Ubisoft’s Watch Dogs was far from optimized for the PS4. The cross-generational title faced its share of downgrades but more than anything, it felt like it was trapped between the current and previous generation. The release of the sequel, Watch Dogs 2, is even more interesting in this retrospect because while it’s been developed with the PS4 in mind, it’s still capable of drawing upon the PS4 Pro in a huge way. When you consider the open world nature of the sequel, how it utilizes a wider colour palette unlike the original and more like Grand Theft Auto 5 or how its scale has been significantly expanded upon, the possibilities beyond just upscaled 4K become even more intriguing.
We analysed both the PS4 and PS4 Pro versions of Watch Dogs 2. Keep in mind that some weather inconsistencies may be seen in footage for the PS4 version. The base version runs at 1080p resolution and 30 frames per second, offering up some pretty good performance overall. On the PS4 Pro, the resolution is 1800p up to 4K courtesy of checkerboard rendering. While a large amount of pop-in reduction was noticed compared to the base game, it is important to note that the Pro version would at times show signs of frame drops.

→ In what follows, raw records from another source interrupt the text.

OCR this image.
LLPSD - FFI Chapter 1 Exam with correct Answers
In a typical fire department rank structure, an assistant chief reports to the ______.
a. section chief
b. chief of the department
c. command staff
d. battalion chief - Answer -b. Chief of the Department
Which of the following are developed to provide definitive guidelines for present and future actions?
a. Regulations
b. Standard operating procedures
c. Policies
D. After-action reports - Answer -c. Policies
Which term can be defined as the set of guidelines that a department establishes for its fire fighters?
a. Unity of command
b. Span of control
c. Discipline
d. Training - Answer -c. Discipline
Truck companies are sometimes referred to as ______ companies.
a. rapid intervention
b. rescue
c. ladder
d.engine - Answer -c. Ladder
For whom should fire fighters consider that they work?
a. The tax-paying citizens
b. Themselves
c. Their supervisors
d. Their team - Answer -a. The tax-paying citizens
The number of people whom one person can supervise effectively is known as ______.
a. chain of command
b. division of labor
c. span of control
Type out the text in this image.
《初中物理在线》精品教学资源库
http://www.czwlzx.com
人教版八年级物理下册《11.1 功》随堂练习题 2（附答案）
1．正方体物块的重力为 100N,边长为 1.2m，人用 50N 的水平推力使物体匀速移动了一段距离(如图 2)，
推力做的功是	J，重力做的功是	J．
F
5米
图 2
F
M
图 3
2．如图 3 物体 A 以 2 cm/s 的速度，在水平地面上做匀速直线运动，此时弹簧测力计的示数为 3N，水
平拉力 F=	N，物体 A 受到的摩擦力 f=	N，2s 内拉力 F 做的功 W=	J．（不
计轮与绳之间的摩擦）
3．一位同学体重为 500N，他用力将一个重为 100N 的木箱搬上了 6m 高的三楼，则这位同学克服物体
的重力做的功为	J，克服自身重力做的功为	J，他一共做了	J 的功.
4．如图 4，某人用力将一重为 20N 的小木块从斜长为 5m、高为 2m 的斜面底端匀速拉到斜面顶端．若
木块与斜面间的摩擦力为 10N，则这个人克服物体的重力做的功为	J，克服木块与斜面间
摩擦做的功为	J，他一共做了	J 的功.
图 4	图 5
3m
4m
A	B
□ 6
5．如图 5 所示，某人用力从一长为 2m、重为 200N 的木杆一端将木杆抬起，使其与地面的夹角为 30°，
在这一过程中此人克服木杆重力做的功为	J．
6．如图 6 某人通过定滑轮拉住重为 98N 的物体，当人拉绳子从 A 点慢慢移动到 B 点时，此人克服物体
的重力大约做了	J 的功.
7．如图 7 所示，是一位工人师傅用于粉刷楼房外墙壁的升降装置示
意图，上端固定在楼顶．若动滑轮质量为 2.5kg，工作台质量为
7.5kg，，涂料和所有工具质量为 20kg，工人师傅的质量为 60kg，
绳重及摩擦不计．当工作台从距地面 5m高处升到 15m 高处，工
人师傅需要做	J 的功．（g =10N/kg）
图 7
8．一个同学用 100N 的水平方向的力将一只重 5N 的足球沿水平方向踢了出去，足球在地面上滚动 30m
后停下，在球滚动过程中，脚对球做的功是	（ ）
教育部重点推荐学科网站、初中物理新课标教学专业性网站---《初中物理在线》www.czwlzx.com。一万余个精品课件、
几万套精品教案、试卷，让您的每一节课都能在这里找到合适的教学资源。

There’s really no difference in factors like loading times though. Enhanced weather effects from the original game were also missing but the draw distance in both the PS4 and PS4 Pro versions were quite impressive. On the PS4 Pro, there’s a pretty huge boost to anti-aliasing which is especially noticeable on a 1080p TV screen thanks to super-sampling. This results in edges looking a lot cleaner and crisper. Ambient occlusion is also enhanced and shadow quality is slightly better on the PS4 Pro. While image quality looks pretty great on both versions, it’s a little odd that there’s no support for high dynamic range lighting or HDR. Given how the base PS4 models support HDR along with PS4 Pro, it’s weird to see it absent with its potential to improve realism across the board.
As it stands, this is one of the better titles updated for PS4 Pro. Ubisoft doesn’t go over the top with the enhancements but adds them in the places that matter like anti-aliasing, ambient occlusion and shadow quality while reinforcing image quality and frame rate across both versions. The checkerboard rendering is still very well handled and even as it commits to a single resolution, the final image rendered in 4K looks really good. As developers spend more time with the technology, it may not be long before more consistent 4K upscaling is observed.
While the PS4 Pro version does suffer from frame drops compared to the PS4, we wouldn’t put it past Ubisoft – and other developers – to further optimize performance down the line with subsequent patches. Regardless of which platform you choose, Watch Dogs 2 is a fairly good looking game and one that’s substantially enhanced on the PS4 Pro.